We’re all about breaking down scientific findings, especially when the research focuses on nutrition. Most of the time, we are providing important perspective to particularly popular studies, working to ensure that the totality of science is promoted rather than one-off, fringe findings. So instead of running with the trending headlines that somehow convince us that “X food will give us X disease”, we are working to support and promote sound science (especially since these types of findings rarely generate sensationalistic and saucy headlines).
What’s the study?
This meta-analysis from PLOS Medicine examined over 100 randomized control trials (RCTs), the gold standard of study design, to examine the effects of macronutrient intake, specifically saturated fat, mono-unsaturated fat, poly-unsaturated fat, and carbohydrates, on a variety of on health markers that are relevant for indicating the development of diabetes, such as blood sugar, insulin sensitivity, and insulin production in adults over the age of 18.

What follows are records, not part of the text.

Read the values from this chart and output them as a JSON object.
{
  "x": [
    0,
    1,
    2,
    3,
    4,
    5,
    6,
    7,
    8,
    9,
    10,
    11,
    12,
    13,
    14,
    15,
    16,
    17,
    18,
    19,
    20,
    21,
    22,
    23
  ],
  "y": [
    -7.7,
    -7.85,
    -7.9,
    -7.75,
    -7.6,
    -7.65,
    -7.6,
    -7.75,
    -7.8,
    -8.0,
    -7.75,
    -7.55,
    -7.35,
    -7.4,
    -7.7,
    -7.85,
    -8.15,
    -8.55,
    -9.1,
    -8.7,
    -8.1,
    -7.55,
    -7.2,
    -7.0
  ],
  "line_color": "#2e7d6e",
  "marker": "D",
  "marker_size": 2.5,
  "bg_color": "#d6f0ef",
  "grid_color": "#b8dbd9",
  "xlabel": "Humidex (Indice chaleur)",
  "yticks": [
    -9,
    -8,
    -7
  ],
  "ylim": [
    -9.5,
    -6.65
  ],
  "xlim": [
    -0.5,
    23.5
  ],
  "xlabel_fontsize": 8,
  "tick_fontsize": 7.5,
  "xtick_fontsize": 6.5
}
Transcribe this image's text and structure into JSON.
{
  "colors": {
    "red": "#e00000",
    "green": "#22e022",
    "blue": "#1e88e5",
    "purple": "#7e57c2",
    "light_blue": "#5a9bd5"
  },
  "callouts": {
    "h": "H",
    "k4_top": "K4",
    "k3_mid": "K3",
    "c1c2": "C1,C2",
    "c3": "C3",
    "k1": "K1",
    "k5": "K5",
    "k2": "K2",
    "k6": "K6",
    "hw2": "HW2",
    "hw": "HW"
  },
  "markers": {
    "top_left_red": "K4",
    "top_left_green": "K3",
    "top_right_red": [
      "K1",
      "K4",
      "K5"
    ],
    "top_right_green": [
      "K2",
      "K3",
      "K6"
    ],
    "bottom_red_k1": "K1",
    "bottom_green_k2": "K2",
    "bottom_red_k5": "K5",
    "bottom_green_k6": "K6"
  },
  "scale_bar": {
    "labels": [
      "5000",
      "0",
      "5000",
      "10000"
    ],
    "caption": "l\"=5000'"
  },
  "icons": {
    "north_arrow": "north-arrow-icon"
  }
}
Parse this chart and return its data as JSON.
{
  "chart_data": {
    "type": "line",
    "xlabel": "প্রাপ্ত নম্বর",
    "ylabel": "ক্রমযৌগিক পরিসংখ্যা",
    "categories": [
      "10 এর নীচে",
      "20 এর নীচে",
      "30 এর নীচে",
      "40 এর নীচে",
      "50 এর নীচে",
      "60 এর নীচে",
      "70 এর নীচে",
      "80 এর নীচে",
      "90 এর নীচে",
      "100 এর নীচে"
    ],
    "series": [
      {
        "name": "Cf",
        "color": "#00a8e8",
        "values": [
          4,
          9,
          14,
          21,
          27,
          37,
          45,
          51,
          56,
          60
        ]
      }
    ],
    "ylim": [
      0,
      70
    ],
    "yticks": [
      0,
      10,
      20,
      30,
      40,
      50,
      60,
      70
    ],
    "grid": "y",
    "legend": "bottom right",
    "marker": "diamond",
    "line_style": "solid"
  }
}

Why is this study interesting?
This is one of the first studies that systematically evaluated the totality of evidence (that is, using data available up to Nov 2015!) to examine the effects of saturated fat, mono-unsaturated fat, poly-unsaturated fat, and carbohydrates markers relevant for indicating the development of diabetes. Why the interest in diabetes? Diabetes is one of the most common non-communicable disease- in 2014, 387 million people had diabetes, and in addition to pharmaceutical intervention, modifying dietary habits has proven to be a successful strategy in both the prevention and management diabetes.
A chronic disorder, diabetes develops when the pancreas cannot produce enough insulin or when the body can no longer make use of the produced insulin. Not sure where sugar (glucose) comes in? Insulin is a key hormone that allows for the cells in your body to eat up the sugar in your blood, using it for energy. Long-term, improper production or function of insulin raises blood sugar levels (hyperglycemia) and can result in the development of diabetes.
What were the methods?
Broadly, the authors used multiple-treatment meta-regression, which is a fancy way of saying that the authors used statistical methods to analyze and synthesize studies with different interventions. More specifically, the authors analyzed the findings from 102 RCTs. In these studies, 4,660 participants were enrolled to evaluate how macronutrients such as saturated fat, mono-unsaturated fat, polyunsaturated fat, and carbohydrates impact blood sugar regulation as well as insulin sensitivity and production.
What were the overall findings?
Exchanging either carbohydrates or saturated fats for unsaturated fats, especially poly-unsaturated fats, was linked to improved blood glucose levels, insulin resistance, and insulin secretion.
Did the findings have clinical significance?
With more and more meta-analyses being published and significance being determined by p values, it’s important to assess if the “significant” findings have actual clinical significance. The authors found that increasing unsaturated fat intake (mono- or poly-unsaturated) improved three month average glucose levels found in a person’s blood by 0.1%. It has been previously shown that a 0.1% improvement could reduce the incidence of diabetes by 22%, which the authors deem as “clinically meaningful especially given the current global pandemic of diabetes”.
Were there any limitations to the study?
Like all studies, there were quite a few limitations to note: there was a small number of trials for some measured endpoints. Additionally, the authors note that there may be some “potential issues of blinding, compliance, generalisability, heterogeneity due to unmeasured factors, and publication bias”. Additionally, since most of the trials included in the analysis were in North America and Europe, the findings may not be applicable to other populations and regions.
How does the findings relate to the body of evidence?
These findings are largely in alignment with the body of evidence and are an extension of these findings. The USDA’s Nutrition Evidence Library (NEL) evaluates, synthesizes, and grades scientific studies on established methodology and criteria. The Scientific Report of the 2010 Dietary Guidelines Advisory Committee assessed the “effect of replacing a high carbohydrate diet with a high monounsaturated fatty acid (MUFA) diet in persons with type 2 diabetes” and founds that there is moderate evidence to support that increased mono-unsaturated fat intake, rather than high carbohydrate intake, may be beneficial for those with diabetes.
What’s the take home message?
As a whole, these findings may help inform health care professionals, policy makers, and the general public about dietary strategies to improve metabolic health. This research highlights focusing on healthy unsaturated fats found in vegetable oils and spreads, nuts, fish, and vegetables rich in unsaturated fats (e.g., avocado). In addition, the authors point out that their findings should not be extrapolated to carbohydrates found in “fruit, legumes, or minimally processed grains”. Swapping out saturated fat and/or carbohydrates for foods rich in unsaturated fat, especially poly-unsaturated fat can help in controlling blood glucose levels, especially for those who may be prediabetic or for those who have diabetes.